The first article in this series dealt with avoiding excessive use of mocks when testing code that performs I/O.
This article deals with service functions that make use of dependency inversion.
Mocks should be absent from these tests altogether. This is because any code that performs I/O should be hidden behind an interface, so tests can use lightweight implementations of these interfaces.
The code
Code likely speaks louder than prose here:
def ingest_listings(listings: typing.Iterable[tuple[int, str]],
ingest_callback: typing.Callable[[data.Profile], None],
ingested: protocols.SetStore):
for identifier, listing in listings:
if identifier in ingested:
logger.info(f"Listing {identifier} has already been ingested. "
"Exiting...")
break
profile = scraping.profile_from_listing_html(listing)
ingest_callback(profile)
ingested.add(identifier)
Notice that the types of all three parameters are interfaces, an iterable, a callable and a simple protocol I wrote called SetStore
.
The function isn’t very complex, but it does have iteration, a conditional and a break
to determine control flow. This is worth testing.
Because it’s doing web scraping, I/O is unavoidable and it would be very annoying to mock this I/O when testing such simple logic.
Are the type annotations necessary?
The tests
I wrote three tests for this function, but the one below should be enough to illustrate the point.
def test_ingest_skips_ingested(mocker,
listing_one_page,
listing_one_identifier,
listing_one_profile,
listing_two_page,
listing_two_identifier,
listing_two_profile):
mocker.patch("scraping.BASE_LISTING_URL",
"https://www.rm.co.uk/properties")
ingested = {listing_two_identifier}
results = []
listings = [(listing_one_identifier, listing_one_page),
(listing_two_identifier, listing_two_page)]
service.ingest_listings(ingested=ingested,
listings=listings,
ingest_callback=results.append)
assert results == [listing_one_profile]
assert ingested == {listing_one_identifier, listing_two_identifier}
Python build-in sets satisfy the SetStore
protocol. As a result, the fact that one listing has already been ingested can be described using one short assignment statement with a set
literal. As I happen to be using Redis as a data store, it would be possible to use something like FakeRedis rather than mocking. However, a built-in type is a lot more convenient.
Similarly, the listings
iterable, which involves generators and lots of I/O in practice can be tested using a built-in list.
The fact that the append
method of the results
list satisfies the callable interface and allows a delightful level of laziness. There’s no need to worry about why it works because the meaning is straightforward and intuitive.
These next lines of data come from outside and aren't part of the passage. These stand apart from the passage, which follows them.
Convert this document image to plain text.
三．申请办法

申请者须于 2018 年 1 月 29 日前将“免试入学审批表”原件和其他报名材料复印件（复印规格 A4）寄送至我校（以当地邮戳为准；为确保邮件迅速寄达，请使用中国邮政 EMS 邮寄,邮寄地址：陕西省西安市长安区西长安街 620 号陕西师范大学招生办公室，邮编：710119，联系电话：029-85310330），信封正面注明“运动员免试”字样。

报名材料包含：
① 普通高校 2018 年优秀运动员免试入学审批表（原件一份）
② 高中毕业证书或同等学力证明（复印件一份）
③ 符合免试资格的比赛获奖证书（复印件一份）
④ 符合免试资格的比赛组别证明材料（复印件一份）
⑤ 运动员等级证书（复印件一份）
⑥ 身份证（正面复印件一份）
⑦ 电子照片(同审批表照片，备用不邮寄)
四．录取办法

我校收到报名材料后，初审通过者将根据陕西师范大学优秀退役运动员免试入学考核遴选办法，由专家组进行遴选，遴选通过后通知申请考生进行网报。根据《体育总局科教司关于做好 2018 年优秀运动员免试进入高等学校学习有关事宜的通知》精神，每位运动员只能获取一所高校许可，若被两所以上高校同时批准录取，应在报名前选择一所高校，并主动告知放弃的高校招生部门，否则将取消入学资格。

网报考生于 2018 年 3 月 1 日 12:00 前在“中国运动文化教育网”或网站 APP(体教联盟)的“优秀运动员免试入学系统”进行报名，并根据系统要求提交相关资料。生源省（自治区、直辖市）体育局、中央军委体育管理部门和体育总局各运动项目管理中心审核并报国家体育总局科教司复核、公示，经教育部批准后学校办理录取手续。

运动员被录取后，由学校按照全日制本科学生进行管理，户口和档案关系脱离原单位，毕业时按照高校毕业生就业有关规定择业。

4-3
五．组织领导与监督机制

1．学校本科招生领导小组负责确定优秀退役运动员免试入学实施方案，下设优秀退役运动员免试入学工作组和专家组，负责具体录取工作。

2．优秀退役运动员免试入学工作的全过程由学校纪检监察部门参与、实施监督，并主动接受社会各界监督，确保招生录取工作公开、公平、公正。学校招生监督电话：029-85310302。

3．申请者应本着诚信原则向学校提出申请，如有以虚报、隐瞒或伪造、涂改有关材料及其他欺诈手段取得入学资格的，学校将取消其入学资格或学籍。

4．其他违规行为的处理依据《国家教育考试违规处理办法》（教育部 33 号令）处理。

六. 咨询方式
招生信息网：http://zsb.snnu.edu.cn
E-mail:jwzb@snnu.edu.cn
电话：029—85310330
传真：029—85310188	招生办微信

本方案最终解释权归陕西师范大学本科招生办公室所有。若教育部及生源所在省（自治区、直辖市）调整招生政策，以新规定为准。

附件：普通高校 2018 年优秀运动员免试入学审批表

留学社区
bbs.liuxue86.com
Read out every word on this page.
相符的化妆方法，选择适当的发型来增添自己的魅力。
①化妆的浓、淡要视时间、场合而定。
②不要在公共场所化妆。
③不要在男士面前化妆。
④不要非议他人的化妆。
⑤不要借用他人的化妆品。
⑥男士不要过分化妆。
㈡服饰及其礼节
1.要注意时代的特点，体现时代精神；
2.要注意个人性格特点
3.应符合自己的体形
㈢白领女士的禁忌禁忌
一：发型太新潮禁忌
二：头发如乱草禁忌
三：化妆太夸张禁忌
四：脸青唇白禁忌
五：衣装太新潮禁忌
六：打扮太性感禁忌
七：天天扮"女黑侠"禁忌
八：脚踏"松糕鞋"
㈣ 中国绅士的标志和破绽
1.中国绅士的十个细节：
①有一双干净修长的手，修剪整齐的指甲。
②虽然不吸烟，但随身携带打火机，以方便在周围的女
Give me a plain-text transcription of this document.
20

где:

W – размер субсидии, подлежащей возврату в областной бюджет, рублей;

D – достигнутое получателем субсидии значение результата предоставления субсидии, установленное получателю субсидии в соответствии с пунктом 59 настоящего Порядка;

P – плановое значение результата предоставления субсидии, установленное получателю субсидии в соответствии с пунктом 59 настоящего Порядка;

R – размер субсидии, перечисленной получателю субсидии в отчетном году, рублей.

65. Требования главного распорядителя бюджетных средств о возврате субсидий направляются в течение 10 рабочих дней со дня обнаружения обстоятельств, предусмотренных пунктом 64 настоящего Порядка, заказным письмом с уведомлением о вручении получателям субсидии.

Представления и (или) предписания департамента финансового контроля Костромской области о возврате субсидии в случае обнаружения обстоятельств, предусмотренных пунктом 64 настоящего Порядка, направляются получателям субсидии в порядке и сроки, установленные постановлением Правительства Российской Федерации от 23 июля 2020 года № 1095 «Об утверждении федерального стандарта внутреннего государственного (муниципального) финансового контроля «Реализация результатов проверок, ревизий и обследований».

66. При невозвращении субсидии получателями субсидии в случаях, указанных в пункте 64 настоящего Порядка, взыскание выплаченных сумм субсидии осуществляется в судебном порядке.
“I’ll humour you, Simon, why does it work?”
results.append
is a bound method. When you access a function object that is an attribute of a class from an instance of that class, Python wraps the function in another callable with the instance as its first argument — effectively a partial function. See descriptors.SetStore protocol
Since this protocol isn’t built-in, I thought it was worth sharing.
class SetStore(typing.Protocol):
"""Simple set-like data store
supporting adding members and membership checks.
"""
def __contains__(self, item: typing.Any):
"""Does the store contain an item."""
def add(self, item: typing.Any):
"""Add and item to the store"""
It’s a subset of the interface of a built-in set. Allowing the addition of items, and the use of the in
keyword via the __contains__
method.
The Redis hashtable implementation is trivial.
The main function
It may be helpful to see the ingest_listings
function in context.
@click.command()
@click.argument("url")
def main(url):
runner_url = os.getenv("RUNNER_URL")
def _send_to_runner(profile: data.Profile):
profile_data = dataclasses.asdict(profile)
payload = json.dumps(profile_data)
resp = requests.post(runner_url, payload)
resp.raise_for_status()
redis_host = os.getenv("REDIS_HOST")
redis_pass = os.getenv("REDIS_PASS")
redis_client = redis.Redis(host=redis_host, password=redis_pass)
ingested = adapters.RedisSetStore(redis_client, namespace="ingested-rm")
listings_gen = scraping.iter_listings(url)
service.ingest_listings(listings_gen,
ingest_callback=_send_to_runner,
ingested=ingested)
I haven’t written automated tests for the main method, which some may consider heresy. However, hear me out!
For one thing, there is no branching logic to test. The entire thing, including the in-line function, is flat. It’s just one statement after another.
Testing this would involve a lot of mocking and add very little value.
Why? Because the mocks will give no guarantees about whether we’re using the API of the requests
and redis-py
libraries correctly, let alone whether we’re respecting the contract of the runner service.
Conclusion
The first in this series shared the joy of testing functions with no side effects or I/O, and the value of mocking sparingly. This one covered dependency inversion as another useful way of avoiding dealing with I/O and side effects.
I’m sure I’ve overused mocks and monkey-patching in Python when I first discovered it. In my early days as a programmer, my code was strewn with side effects and I/O throughout all “layers” of the application (assuming there were even discernable layers). Pure(-ish — this is Python) functions and dependency inversion are two tools I wish I had in my belt as a junior.